In contrast to some academic datasets, real-life datasets are often unbalanced, with a lot noise and more variance than some models can cope with. There are ways to adapt models for those problems, but sometimes a classification is too restrictive. What do we mean by that? With a lot of variance for a single label, it might be possible to squeeze all samples into some corner of a high-dimensional space, but it is probably easier to learn the relative similar of samples.
With a triplet loss, we can move two samples with the same label closer together while we push them further away for a sample of a different label:
maximum(0, margin + f(anchor,neg) - f(anchor,pos)). The approach has the advantage that we can distribute samples across the whole feature space by forming “local clusters” instead of concentrating it in a dense region of the space. The quality of the model depends on the sampling of the triplets, since for a lot of triplets the margin is already preserved and no learning is done. But since the sampling can be done asynchronously, it is usually no problem to find enough violating triplets to continue the training.
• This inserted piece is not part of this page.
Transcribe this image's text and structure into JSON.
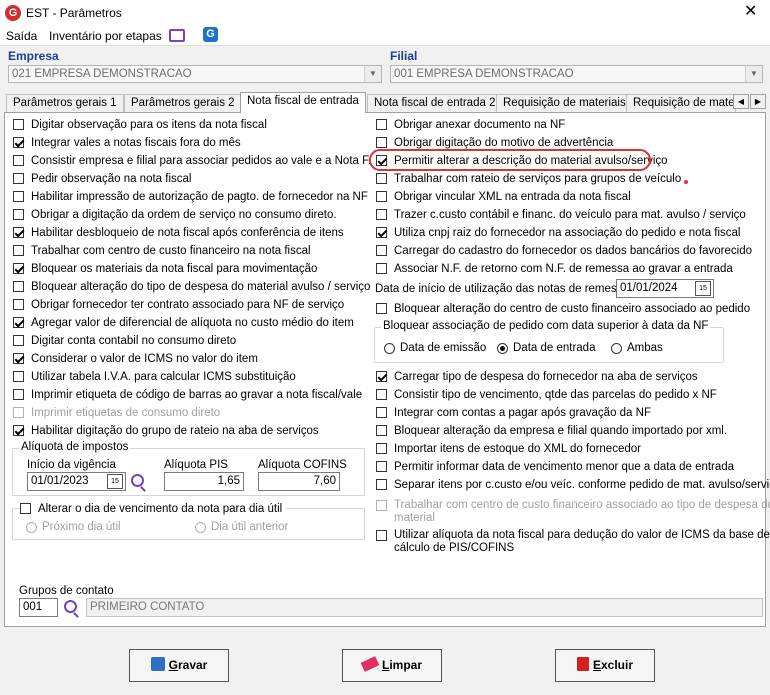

If we take for instance items from an electronic program guide (epg) there might be a huge variance for the category “sports”, but only few words to describe the content. Thus, it might be sufficient that a nearest neighbor search -in the feature space- returns any item with the same label to perform a successful “classification”. This has the benefit that we can capture lots of local patterns with a shallower network instead of one global pattern in case of a softmax classification that requires a network that is likely complex. The price of the model is that we cannot simply classify new items with a single forward pass, but the model is probably easier to train because of the relative similarity. Plus, if the similarity of the anchor and the positive sample is higher than the similarity of the anchor and the negative one, with respect to the margin, there is no loss at all and no gradient step is required. In case of a nll loss, for example, there is always a gradient step, even if it is very small.
Furthermore, nearest neighbors searches[arxiv:1703.03129] can be done with matrix multiplications that are very efficient these days thanks to modern CPU and GPU architectures. It is also not required to scan the whole dataset, because it is likely that we can perform a bottom up clustering of the feature space to handle near duplicates.
The next question is how to combine a triplet loss with attention to aggregate data from related items, for example items with similar tags, to group embeddings of similar words. We are using the ideas from the post to encode items with a variable number of words into a fixed length representation.
We slightly adjusted our loss function to a use a hinge-like loss that requires the use of a maximum function that we used pretty often in Theano: T.maximum(0, 0.3 - score). However, in PyTorch the cmax function, that provided the same functionality, was recently removed to simplify the API.
Of course it’s still possible but the new syntax feels a bit strange: torch.clamp(0.3 - score, min=0). In case of the minimum, it’s the other way around: torch.clamp(0.3 - score, max=0).
So, it’s the clamp function again that we previously used, to bound the values of a function. Seems like clamp is our swiss army knife.